Brain groups bands that share pitch range, start together, and move together in time.
Sounds close in pitch and rhythm get welded into ONE perceptual stream.
Sounds far apart in pitch/timbre split into SEPARATE parallel streams.
Attention spotlights ONE stream while the others fade to background.
Conflicting cues (pitch says fuse, space says split) get weighed - strongest cue wins.
Real examples
Following the bass line under a full band while everything else carries on.
Picking out one conversation across a loud room (cocktail party effect).
Hearing a violin and flute on the same melody as TWO instruments, not one blended sound.
A fast piano run that 'splits' into two melodies when high and low notes pull apart in pitch.
Tracking the hi-hat pattern separately from kick and snare in a busy drum loop.
How it helps in live sound
PAN parts apart: centre kick/bass/lead vocal, spread guitars/keys/BVs 30-100% L/R so each gets its own stream.
EQ-carve pitch ranges: high-pass guitars ~120 Hz, dip ~300-500 Hz where they fight the bass.
Stagger transients - tighten/gate so two parts don't start in the same ~30 ms window and fuse into mud.
Give each instrument a unique timbre zone (boost its signature band) so the brain can tag it.
Reverb/delay pushes a part to its OWN background stream - keep the lead vocal dry and up front.
Watch the same 1/3-octave band: two sources there mask each other - move one in pitch or pan to break the clash.
Everyday analogy
Like untangling several coloured threads from one knot - your ear grabs each colour (pitch range) and follows it across the whole song.
Watch out
Myth: panning alone separates everything.

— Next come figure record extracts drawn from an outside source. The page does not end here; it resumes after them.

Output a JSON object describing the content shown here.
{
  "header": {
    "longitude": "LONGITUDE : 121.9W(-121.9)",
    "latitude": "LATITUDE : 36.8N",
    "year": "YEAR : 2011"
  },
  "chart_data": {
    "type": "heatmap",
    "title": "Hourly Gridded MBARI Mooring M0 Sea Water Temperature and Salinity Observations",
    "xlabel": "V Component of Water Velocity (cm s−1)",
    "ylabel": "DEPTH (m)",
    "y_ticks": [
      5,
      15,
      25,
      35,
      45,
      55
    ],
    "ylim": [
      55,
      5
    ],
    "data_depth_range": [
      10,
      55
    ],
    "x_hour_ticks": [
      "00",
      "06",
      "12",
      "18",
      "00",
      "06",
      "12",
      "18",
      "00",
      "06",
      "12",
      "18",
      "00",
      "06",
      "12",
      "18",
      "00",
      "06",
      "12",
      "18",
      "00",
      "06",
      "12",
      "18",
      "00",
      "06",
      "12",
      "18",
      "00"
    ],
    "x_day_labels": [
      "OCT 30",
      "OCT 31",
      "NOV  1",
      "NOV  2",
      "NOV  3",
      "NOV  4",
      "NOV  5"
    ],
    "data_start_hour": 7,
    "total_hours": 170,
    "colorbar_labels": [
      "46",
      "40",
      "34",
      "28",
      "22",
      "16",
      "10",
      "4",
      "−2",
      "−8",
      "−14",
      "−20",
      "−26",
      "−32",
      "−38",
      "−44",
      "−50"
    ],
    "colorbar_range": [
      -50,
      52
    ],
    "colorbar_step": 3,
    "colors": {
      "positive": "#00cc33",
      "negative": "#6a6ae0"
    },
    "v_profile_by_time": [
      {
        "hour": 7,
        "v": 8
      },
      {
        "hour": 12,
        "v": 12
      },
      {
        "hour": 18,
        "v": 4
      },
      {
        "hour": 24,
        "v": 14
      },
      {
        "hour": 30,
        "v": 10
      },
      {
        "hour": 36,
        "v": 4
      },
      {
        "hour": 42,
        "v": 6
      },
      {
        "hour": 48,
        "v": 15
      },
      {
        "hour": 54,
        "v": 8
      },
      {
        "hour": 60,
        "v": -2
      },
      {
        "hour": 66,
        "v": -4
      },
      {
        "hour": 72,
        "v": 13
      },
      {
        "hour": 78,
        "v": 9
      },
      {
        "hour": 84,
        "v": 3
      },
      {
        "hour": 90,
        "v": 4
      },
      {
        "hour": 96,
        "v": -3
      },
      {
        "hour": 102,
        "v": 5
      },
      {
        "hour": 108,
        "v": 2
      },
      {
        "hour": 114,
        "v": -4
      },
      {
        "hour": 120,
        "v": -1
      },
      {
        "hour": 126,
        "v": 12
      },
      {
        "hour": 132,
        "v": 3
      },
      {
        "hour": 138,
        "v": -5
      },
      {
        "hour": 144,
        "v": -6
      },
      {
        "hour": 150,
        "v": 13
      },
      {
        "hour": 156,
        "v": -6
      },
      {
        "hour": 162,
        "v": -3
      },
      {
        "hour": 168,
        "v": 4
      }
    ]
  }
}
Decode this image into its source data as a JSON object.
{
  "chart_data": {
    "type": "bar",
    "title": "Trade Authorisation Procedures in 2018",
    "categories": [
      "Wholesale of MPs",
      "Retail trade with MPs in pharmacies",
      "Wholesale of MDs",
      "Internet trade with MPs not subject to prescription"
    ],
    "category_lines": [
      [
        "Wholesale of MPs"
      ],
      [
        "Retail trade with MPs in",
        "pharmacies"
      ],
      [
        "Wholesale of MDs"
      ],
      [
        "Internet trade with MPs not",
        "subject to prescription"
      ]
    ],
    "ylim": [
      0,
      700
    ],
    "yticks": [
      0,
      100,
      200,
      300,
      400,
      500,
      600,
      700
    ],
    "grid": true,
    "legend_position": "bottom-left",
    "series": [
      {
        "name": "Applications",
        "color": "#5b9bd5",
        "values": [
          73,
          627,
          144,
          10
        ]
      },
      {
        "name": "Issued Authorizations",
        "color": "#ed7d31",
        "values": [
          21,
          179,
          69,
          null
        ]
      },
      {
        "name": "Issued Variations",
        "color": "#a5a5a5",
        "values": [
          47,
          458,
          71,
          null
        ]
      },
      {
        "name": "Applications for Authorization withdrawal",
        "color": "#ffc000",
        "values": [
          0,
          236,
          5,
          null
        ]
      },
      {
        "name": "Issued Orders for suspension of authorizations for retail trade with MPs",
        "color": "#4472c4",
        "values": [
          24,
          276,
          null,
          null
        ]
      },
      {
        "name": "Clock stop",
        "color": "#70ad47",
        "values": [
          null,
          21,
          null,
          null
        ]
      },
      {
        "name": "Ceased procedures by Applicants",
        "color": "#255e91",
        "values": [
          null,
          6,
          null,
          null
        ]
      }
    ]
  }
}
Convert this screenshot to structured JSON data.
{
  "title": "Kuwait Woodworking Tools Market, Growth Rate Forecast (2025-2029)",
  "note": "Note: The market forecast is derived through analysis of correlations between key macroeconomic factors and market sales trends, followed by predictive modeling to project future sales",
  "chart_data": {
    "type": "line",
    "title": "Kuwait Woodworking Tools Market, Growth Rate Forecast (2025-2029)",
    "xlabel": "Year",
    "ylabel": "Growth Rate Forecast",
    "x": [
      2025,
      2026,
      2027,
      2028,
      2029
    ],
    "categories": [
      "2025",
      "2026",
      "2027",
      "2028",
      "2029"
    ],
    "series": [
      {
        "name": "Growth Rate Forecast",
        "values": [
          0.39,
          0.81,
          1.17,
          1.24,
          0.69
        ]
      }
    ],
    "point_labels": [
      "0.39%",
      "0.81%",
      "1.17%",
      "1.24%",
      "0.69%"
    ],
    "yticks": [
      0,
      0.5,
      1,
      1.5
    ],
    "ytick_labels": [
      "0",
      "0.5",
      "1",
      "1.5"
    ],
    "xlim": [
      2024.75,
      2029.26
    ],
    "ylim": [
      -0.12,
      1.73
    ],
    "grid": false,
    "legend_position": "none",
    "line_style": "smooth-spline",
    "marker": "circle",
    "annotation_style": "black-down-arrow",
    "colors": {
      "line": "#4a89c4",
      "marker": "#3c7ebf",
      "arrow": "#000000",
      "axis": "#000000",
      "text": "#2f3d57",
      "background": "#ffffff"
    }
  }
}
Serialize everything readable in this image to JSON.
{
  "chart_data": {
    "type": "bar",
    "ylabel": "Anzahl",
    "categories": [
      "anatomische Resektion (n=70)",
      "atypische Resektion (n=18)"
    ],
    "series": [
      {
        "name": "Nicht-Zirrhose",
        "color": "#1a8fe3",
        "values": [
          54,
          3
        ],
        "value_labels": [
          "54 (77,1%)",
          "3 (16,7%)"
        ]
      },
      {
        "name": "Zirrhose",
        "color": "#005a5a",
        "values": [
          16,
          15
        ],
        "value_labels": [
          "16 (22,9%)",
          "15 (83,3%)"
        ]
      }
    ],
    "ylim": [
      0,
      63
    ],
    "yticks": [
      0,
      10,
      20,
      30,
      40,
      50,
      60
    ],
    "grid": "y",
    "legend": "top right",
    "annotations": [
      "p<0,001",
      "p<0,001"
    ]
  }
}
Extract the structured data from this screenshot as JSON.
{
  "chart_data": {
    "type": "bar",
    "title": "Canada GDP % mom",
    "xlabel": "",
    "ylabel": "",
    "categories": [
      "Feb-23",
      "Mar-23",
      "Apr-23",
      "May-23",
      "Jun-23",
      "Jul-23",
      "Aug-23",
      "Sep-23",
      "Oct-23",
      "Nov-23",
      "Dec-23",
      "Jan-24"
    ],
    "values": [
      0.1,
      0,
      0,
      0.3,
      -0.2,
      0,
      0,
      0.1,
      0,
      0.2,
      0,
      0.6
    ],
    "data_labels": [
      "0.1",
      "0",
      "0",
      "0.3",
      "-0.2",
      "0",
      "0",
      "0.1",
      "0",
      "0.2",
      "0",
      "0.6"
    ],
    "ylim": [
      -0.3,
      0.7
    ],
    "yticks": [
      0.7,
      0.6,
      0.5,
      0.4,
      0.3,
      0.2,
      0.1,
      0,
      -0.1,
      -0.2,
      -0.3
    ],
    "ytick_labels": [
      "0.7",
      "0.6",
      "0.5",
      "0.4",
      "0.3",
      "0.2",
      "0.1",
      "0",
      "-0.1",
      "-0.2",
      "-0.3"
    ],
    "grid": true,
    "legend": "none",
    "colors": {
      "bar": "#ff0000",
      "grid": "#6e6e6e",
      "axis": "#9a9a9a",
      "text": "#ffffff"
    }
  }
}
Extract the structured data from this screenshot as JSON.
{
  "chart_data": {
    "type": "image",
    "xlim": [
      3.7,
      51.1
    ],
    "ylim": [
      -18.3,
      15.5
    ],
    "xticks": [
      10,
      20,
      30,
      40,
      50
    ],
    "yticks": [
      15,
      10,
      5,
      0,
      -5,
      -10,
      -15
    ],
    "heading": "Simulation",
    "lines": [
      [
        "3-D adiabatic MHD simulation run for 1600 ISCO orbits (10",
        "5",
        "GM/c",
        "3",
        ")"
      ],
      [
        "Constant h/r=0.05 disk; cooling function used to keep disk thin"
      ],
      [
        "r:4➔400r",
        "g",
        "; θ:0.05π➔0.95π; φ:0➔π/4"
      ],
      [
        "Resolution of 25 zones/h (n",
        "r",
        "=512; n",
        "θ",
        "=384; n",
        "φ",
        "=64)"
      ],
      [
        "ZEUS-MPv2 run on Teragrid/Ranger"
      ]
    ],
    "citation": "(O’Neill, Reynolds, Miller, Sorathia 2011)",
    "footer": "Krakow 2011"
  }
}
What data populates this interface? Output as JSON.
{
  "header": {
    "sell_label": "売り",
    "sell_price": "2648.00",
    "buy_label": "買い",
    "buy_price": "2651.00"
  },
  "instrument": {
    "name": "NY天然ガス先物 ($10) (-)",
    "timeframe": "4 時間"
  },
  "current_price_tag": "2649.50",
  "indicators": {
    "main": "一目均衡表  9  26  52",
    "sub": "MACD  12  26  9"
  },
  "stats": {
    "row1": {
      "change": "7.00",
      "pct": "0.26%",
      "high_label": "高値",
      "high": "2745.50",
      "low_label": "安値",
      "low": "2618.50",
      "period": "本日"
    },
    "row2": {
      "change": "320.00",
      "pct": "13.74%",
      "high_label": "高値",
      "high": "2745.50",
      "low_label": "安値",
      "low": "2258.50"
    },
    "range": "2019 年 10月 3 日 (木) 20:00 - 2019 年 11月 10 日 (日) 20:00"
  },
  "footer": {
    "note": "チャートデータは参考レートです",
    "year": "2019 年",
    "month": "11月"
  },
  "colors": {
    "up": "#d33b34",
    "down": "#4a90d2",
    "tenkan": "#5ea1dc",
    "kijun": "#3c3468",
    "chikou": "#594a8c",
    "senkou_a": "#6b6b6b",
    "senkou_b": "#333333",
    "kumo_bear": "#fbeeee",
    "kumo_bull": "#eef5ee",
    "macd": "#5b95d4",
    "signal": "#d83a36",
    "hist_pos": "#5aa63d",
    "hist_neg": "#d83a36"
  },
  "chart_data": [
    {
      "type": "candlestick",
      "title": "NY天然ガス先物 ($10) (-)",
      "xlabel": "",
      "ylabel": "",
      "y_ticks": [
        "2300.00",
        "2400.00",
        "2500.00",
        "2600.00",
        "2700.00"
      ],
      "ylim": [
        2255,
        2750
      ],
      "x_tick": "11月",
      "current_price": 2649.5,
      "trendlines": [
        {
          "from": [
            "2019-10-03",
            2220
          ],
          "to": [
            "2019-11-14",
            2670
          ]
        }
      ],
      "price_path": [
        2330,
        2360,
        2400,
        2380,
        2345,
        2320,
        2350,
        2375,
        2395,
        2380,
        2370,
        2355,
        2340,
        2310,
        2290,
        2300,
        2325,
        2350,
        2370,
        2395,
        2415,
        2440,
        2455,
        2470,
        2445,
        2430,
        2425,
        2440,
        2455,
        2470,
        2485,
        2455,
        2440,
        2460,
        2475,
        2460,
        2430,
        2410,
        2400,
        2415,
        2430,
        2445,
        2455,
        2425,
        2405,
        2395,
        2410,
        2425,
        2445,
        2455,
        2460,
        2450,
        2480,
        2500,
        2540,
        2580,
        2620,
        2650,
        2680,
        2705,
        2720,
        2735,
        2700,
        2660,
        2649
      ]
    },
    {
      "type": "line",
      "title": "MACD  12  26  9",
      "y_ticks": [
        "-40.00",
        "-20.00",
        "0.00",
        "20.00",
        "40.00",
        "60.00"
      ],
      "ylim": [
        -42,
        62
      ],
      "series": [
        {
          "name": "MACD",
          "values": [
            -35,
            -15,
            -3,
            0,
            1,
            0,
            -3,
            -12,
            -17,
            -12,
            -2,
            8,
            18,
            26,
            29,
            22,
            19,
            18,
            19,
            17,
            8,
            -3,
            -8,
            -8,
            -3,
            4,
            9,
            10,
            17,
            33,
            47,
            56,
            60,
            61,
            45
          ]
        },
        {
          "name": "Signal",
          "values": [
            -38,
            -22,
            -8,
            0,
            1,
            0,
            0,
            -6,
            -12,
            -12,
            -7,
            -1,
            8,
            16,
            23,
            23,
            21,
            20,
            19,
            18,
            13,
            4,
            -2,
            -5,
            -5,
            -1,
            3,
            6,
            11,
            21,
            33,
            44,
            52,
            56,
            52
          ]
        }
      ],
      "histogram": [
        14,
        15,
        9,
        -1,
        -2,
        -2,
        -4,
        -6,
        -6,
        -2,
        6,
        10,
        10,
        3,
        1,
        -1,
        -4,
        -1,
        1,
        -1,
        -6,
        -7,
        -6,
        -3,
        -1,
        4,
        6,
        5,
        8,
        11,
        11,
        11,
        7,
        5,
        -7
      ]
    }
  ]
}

Reality: pitch and timbre cues beat space - two parts in the same frequency band still fuse and mask even hard-panned apart, so EQ-separate them too.
Fun fact
Stream segregation 'builds up' - the longer you listen the more clearly two streams split, but just 1-2 seconds of silence resets your brain back to hearing them as one.
Key takeaways
Your brain splits one sound wave into separate followable lines - automatically.
Pitch proximity + shared rhythm = fuse into ONE stream; far apart = SPLIT into two.
Onset timing (~30 ms) and harmonicity decide if frequencies fuse into one source.
Pitch and timbre beat spatial cues - panning helps but EQ separation matters more.
In a mix, use pan + EQ + timing + reverb to give every part its OWN clear stream.